According to veterinarians across America, dogs are at risk of catching the flu like their two-legged friends known as humans. This week, the Centers for Disease Control and Prevention announced that canine influenza or dog flu had sickened dogs in more than 26 states – some experts believe at least 30 states have been affected.
According to the American Veterinary Medical Association, canine influenza is caused by H3N8, which is originated in horses and H3N2 originated from birds. Dogs have no “have no natural immunity to the disease” therefore it is easily transmitted between individual dogs. Canine influenza, which is considered to be an endemic in some regions of the United States, is spread through the air, contaminated surfaces like food and water bowl, and through humans.
The first case of dog flu was detected in April in Illinois, and officials went on to confirm 820 positive tests for canine influenza in 2015. Owners are asked to look out for the following symptoms to know if the respiratory disease has hit their pets:
About 80% of infected dogs with H3N8 show symptoms, of the mild form include a cough that lasts for 10 to 30 days and possibly a greenish nasal discharge. Dogs with the more severe form may have a high fever and pneumonia. Pneumonia in these dogs is not caused by the influenza virus, but by secondary bacterial infections. The fatality rate of dogs that develop pneumonia secondary to canine influenza can reach 50% if not given proper treatment.

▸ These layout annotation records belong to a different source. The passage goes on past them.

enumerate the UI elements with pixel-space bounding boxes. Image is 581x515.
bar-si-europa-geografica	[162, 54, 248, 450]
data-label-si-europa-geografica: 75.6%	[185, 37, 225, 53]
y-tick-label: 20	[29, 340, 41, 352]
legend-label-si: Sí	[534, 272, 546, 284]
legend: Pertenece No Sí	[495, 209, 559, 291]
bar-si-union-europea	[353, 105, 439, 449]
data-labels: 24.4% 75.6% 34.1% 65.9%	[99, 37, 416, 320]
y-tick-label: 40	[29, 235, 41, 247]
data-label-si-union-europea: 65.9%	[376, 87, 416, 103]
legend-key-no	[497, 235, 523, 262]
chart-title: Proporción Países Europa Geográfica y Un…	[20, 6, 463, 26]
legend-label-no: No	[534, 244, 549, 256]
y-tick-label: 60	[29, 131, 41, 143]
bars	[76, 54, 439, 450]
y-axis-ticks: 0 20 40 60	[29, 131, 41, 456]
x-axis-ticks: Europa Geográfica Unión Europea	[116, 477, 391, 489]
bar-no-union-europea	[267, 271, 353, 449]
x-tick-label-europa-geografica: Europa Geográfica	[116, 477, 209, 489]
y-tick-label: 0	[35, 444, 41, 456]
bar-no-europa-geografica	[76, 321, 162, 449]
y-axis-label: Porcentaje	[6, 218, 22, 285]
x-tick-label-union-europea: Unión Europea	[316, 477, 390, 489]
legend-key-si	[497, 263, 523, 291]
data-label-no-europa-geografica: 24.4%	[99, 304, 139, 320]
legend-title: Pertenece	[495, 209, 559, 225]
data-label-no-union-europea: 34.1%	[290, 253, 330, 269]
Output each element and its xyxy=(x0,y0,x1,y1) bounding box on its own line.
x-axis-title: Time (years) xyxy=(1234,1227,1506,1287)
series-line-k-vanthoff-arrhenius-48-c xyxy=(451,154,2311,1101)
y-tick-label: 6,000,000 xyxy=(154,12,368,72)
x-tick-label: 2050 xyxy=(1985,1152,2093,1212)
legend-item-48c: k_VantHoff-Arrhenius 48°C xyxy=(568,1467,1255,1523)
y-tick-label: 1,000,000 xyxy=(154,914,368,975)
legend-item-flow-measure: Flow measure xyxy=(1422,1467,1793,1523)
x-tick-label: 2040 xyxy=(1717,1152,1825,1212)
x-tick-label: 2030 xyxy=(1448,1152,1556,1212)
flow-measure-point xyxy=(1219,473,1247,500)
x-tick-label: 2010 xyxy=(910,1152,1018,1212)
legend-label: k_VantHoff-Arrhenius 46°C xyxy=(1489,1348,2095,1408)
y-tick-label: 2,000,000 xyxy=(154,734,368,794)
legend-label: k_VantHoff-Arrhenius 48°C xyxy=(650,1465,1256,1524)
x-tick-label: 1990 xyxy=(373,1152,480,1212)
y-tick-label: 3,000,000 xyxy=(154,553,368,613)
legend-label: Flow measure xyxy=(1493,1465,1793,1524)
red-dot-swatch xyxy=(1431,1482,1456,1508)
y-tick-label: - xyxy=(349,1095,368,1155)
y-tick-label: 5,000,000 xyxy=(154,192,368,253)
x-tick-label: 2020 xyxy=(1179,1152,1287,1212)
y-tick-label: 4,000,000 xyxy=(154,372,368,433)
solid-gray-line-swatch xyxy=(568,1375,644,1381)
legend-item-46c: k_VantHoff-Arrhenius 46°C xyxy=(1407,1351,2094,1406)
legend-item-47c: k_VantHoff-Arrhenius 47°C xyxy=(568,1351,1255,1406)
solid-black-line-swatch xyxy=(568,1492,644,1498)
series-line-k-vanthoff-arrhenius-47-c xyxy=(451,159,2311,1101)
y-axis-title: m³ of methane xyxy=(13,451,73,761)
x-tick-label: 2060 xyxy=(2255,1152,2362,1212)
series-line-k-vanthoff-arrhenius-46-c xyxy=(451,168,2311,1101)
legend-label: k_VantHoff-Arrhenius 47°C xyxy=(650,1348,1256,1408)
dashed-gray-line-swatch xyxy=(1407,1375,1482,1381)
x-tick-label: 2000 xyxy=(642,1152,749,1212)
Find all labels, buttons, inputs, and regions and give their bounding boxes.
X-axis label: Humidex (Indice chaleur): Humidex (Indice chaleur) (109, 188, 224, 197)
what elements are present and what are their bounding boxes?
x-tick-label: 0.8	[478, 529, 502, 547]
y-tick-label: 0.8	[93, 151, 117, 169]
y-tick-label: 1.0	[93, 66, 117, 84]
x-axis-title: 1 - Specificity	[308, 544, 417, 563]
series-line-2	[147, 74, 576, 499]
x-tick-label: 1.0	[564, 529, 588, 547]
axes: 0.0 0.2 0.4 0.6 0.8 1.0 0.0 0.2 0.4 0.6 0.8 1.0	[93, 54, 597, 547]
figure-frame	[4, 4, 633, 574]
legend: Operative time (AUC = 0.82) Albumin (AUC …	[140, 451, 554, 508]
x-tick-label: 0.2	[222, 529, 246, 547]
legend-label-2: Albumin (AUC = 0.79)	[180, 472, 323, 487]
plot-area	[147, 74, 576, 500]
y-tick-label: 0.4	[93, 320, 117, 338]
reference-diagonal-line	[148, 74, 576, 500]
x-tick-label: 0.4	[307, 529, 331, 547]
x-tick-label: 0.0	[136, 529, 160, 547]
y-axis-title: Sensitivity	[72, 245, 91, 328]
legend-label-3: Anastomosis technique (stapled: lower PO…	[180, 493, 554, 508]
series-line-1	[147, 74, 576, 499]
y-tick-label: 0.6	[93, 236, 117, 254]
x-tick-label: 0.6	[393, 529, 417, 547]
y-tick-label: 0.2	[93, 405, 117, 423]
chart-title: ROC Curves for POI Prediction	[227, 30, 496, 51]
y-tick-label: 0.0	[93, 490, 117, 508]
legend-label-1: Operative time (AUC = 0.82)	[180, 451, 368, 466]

So, should you give your dog a flu shot? According to vets, the answer is yes if your pet is in contact with other dogs, like in kennels, doggy daycares, shelters, dog parks or dog shows. In 2009, a vaccine was made available by the United States Department of Agriculture (USDA) and Animal and Plant Health Inspection Service (APHIS). This vaccine, which cost about $25, must be given twice initially with a two-week break, then annually after that.